Boston has long been known for its patriots and pioneers, but there is a flip side to the city’s storied history, a seamy side that’s not exactly promoted by the local chamber of commerce.

For those interested in more than what the Freedom Trail has to offer, Historic Tours of America has just the tour: Ghosts & Gravestones, a two-hour examination of Boston’s more infamous moments and spectral residents.

“We call it a ‘frightseeing tour,’” says Charlie Brazil, special projects and promotions manager for Historic Tours of America. “We take a somewhat humorous, but historically accurate tour of the darker side of Boston.”

The Massachusetts State House, perched atop Beacon Hill.

It’s appropriate, then, that this “dark” tour takes place at night. Conducted by trolley and on foot, tours depart thrice nightly from the corner of Charles and Boyslton streets. Ghosts & Gravestones will run from May 18 through the weekend of November 4, from Thursday through Monday.

The trolley bus portion of the tour, guided by drivers known as “caretakers,” winds its way from Beacon Hill through the North End and other neighborhoods of Boston. Guests are dropped off at Copp’s Hill and the Old Granary burial grounds, where “gravediggers” such as Mordecai and Solomon provide a who’s who of the cemetery’s residents.

“The gravedigger is in costume and boards the bus waving a lantern,” says Graeme Marsden, who plays Solomon. “We take the guests on a nocturnal perambulation about the graveyards.”

On one of these perambulations, the gravediggers point out the Boston Athenaeum, which hovers over the Old Granary like a grim gargoyle. One of the oldest private libraries in America, the 194-year-old Athenaeum is reportedly home to the shade of charter member Reverend Thaddeus Mason Harris.

Several days after the reverend died, Nathaniel Hawthorne spotted his spectre in the library. “He was a prominent freemason and was minister of the First Church in Dorchester,” Marsden says of Harris. “He’s been seen several times over the years, usually sitting in a quiet corner of the Athenaeum, reading.”

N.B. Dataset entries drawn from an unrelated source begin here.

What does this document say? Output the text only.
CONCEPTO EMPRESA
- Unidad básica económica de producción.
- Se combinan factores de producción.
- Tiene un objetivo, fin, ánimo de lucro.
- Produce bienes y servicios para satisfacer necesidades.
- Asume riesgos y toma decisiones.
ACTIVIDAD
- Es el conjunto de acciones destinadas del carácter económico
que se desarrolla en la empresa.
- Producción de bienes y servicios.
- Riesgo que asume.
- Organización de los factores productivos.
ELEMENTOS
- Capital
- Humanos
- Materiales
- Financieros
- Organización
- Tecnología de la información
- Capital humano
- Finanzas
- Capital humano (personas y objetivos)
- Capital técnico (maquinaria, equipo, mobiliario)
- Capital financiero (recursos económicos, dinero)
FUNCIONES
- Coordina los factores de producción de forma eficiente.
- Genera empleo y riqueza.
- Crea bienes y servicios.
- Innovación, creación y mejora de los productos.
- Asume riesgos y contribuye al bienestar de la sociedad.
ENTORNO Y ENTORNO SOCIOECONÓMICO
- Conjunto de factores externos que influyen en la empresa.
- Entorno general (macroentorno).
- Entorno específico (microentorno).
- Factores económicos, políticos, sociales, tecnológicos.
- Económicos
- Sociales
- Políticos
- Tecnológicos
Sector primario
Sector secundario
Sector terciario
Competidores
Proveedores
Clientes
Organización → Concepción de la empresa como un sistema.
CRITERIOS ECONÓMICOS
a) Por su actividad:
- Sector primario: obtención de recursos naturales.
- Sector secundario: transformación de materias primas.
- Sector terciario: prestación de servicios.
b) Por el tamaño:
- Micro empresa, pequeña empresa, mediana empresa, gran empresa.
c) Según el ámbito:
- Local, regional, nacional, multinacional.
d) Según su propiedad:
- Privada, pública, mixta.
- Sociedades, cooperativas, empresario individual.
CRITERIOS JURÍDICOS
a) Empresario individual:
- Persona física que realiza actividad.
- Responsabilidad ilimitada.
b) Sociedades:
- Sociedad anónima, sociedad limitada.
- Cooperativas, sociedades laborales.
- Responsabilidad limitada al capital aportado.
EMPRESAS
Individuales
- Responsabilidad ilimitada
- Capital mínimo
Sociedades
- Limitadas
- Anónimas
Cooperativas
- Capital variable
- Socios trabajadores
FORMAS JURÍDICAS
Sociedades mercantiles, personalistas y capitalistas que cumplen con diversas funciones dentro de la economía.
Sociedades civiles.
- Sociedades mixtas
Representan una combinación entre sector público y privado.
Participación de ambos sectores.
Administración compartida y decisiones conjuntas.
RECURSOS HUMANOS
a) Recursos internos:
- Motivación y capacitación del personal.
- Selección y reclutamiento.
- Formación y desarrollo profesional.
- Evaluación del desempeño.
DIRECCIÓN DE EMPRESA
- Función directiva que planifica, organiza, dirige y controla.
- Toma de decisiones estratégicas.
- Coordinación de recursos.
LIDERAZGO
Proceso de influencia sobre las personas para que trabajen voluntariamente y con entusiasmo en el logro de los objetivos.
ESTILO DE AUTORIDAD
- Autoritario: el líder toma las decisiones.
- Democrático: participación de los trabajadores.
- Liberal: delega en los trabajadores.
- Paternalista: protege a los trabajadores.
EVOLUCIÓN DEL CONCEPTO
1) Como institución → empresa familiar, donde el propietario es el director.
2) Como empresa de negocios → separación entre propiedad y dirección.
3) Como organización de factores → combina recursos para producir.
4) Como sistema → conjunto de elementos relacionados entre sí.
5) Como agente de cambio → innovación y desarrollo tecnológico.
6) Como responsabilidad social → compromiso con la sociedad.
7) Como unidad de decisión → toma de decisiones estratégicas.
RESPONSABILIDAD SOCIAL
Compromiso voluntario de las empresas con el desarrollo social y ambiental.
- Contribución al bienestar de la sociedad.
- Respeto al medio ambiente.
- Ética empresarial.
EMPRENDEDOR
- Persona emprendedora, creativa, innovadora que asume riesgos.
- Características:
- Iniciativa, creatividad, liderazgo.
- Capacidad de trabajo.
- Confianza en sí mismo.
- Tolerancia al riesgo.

Fort Independence, the inspiration for Edgar Allan Poe's "Cask of Amontillado."

The good reverend is one of the quieter ghosts on this tour. More cantankerous spooks are the norm, such as Fort Independence’s Captain Green. Located on South Boston’s Castle Island, the fort is the former home – and tomb – of Captain Green, an army officer with a nasty disposition.

Shortly after killing a popular lieutenant in a Christmas Day duel in 1817, Green was lured into a card game by the lieutenant’s friends, plied with liquor and “walled up” alive. Green’s grisly end, and the tale of Green’s ghost patrolling the fort’s ramparts, inspired a young private at the fort, Ed Poe, to write “The Cask of Amontillado” years later.

These tales, as well as those of the Boston Strangler and many others, can be heard on the Ghosts & Gravestones tour this summer.

“Because Boston has such a very rich history, we continuously update our stories and research new ones,” says Brazil. “We’ve found that the lives of the independent types who have lived in Boston make for great stories.”